As has been the case for some time, the US economy is performing well, with growth accelerating to an annualised pace of 4.1% in Q2. But there are few signs that inflationary pressure is feeding through to the labour market. While nominal wages have risen, they have failed to do more than simply keep pace with consumer price inflation, meaning real wages are essentially unchanged over the past year. The picture is consistent with a large reserve of underemployment holding down labour costs, suggesting that the economy has still not generated enough jobs for a wage-price spiral to take hold. Another indicator that should give the Fed pause for thought is a flattening yield curve, traditionally a harbinger of economic slowdown. Indeed, the spread between 2- and 10-year Treasury yields is now at its lowest since 2007. Thus, we continue to expect only gradual, data-dependent rate rises.
China’s economy grew at its slowest pace since 2016 in the second quarter, and the deceleration is expected to continue for the rest of the year. That appears to be prompting policymakers to pivot away from a previous emphasis on restraining debt, instead favouring a shift towards stimulus. Indeed, Beijing has recently announced a mix of tax cuts and infrastructure spending as it ramps up efforts to stimulate demand. It has also injected $74bn into the banking system through its Medium-term Lending Facility, the biggest ever single-day cash injection using that tool. These measures provide mounting evidence that policymakers are concerned about how the trade war with the US will exacerbate a domestic slowdown and follow earlier actions to loosen monetary policy. The central bank has already cut the required reserve ratio for some banks three times this year in a bid to boost the money supply. Despite this shift towards stimulating the economy, policymakers seem to grasp that they must keep control over credit growth, which expanded at a record low pace for a fourth consecutive month in June.

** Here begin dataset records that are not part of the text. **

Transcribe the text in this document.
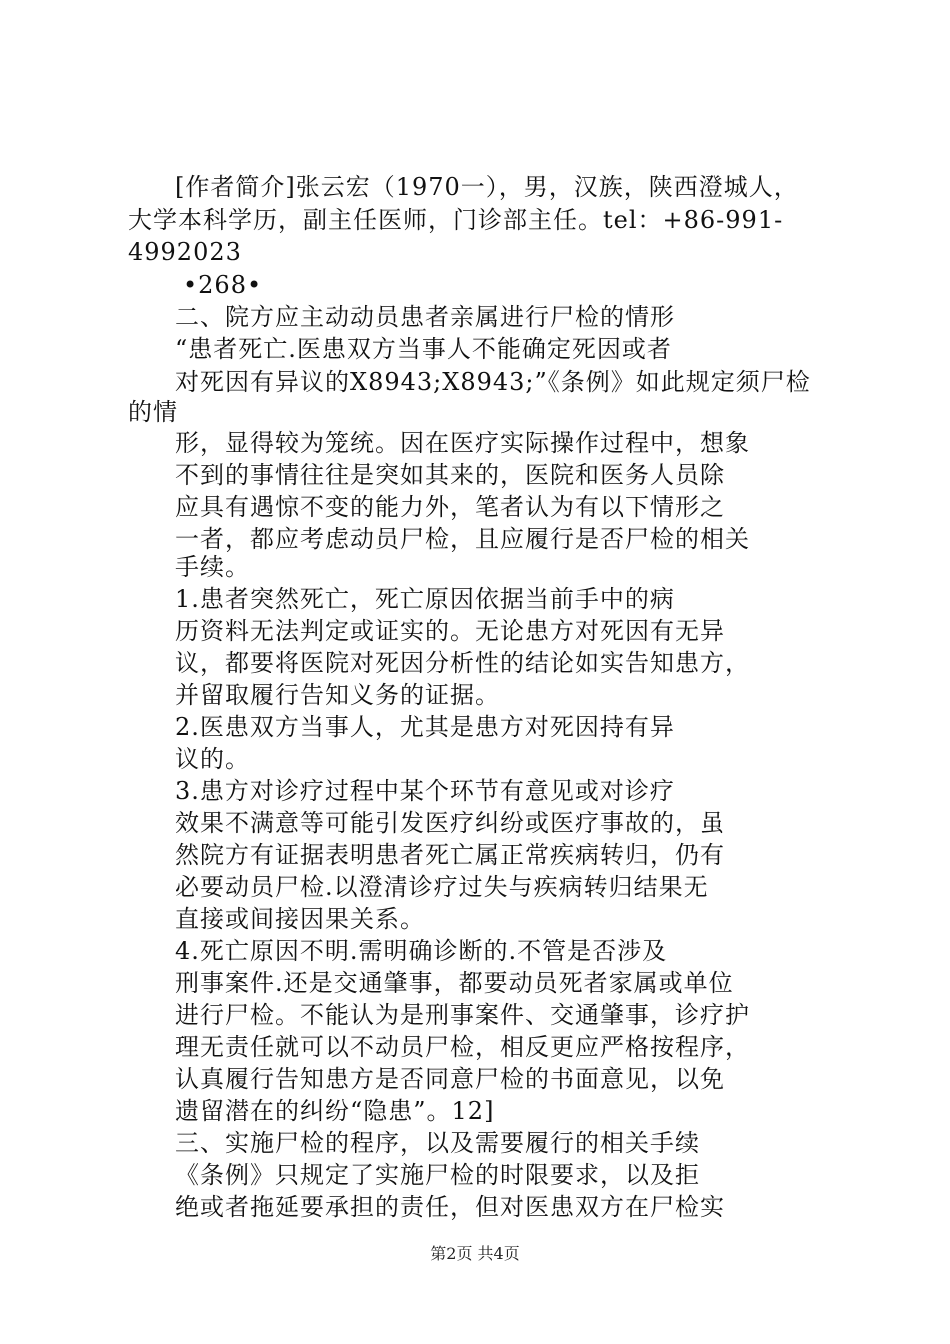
[作者简介]张云宏（1970一），男，汉族，陕西澄城人，
大学本科学历，副主任医师，门诊部主任。tel：+86-991-
4992023
•268•
二、院方应主动动员患者亲属进行尸检的情形
“患者死亡.医患双方当事人不能确定死因或者
对死因有异议的X8943;X8943;”《条例》如此规定须尸检
的情
形，显得较为笼统。因在医疗实际操作过程中，想象
不到的事情往往是突如其来的，医院和医务人员除
应具有遇惊不变的能力外，笔者认为有以下情形之
一者，都应考虑动员尸检，且应履行是否尸检的相关
手续。
1.患者突然死亡，死亡原因依据当前手中的病
历资料无法判定或证实的。无论患方对死因有无异
议，都要将医院对死因分析性的结论如实告知患方，
并留取履行告知义务的证据。
2.医患双方当事人，尤其是患方对死因持有异
议的。
3.患方对诊疗过程中某个环节有意见或对诊疗
效果不满意等可能引发医疗纠纷或医疗事故的，虽
然院方有证据表明患者死亡属正常疾病转归，仍有
必要动员尸检.以澄清诊疗过失与疾病转归结果无
直接或间接因果关系。
4.死亡原因不明.需明确诊断的.不管是否涉及
刑事案件.还是交通肇事，都要动员死者家属或单位
进行尸检。不能认为是刑事案件、交通肇事，诊疗护
理无责任就可以不动员尸检，相反更应严格按程序，
认真履行告知患方是否同意尸检的书面意见，以免
遗留潜在的纠纷“隐患”。12]
三、实施尸检的程序，以及需要履行的相关手续
《条例》只规定了实施尸检的时限要求，以及拒
绝或者拖延要承担的责任，但对医患双方在尸检实
第2页 共4页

We remain positive on India. As a relatively insular economy, it is more protected from the fallout from a potential global trade war. India also has a strong domestic growth outlook because the economy is just coming out of a bad NPL cycle and the banks are beginning to lend more. Meanwhile, the government is encouraging infrastructure investment and is looking to stimulate the property sector through positive measures on affordable housing. All these factors are leading to a pickup in the industrial economy. We own selected Indian banks, which should benefit from the economic recovery and decline in credit costs, as well as steel companies as we believe that a capex cycle will support demand for materials.
We also continue to have a constructive mid-term view on Argentina. It has excellent governance, an undergeared private sector, and substantial structural and cyclical upside to both agricultural and hydrocarbon production. Despite the recent relief rally, valuations are extremely depressed and are pricing in a worst-case outcome, both economically and politically. We do not believe this will play out. Indeed, despite the recent turbulence, Macri’s popularity has held up reasonably well against a fractured opposition.
While we are also constructive on Russia, we are being prudent with the size of our overweight position, given the risk that the US could retaliate further against Russia for alleged electoral interference. The Russian market is cheap, while the oil price is reasonably high and the ruble is weak. One of the reasons for this is that the government is choosing to operate as if the oil price is $45. Surplus dollars generated by the higher oil price are currently being funnelled into the Russian reserve fund rather than sloshing around the economy. This is keeping the currency weak, presenting a fairly unique situation for many companies. For example, Russian oil producers like Rosneft, which have dollar revenues and ruble costs, are enjoying the benefits of a weak currency and a higher oil price at the same time. Moreover, Russian companies have generally been lifting their dividend payout ratios in recent years. Finally, the macro situation in Russia is improving at the margin after a few tough years. This is in contrast to many of the economies we look at, where economic data is marginally deteriorating.
Conversely, following a recent research trip to South Africa, we have become less positive on the domestic economy. The economic rebound that we expected to occur following Ramaphosa’s election victory does not appear to have materialised. Moreover, we see earnings risk in sectors such as Telecoms.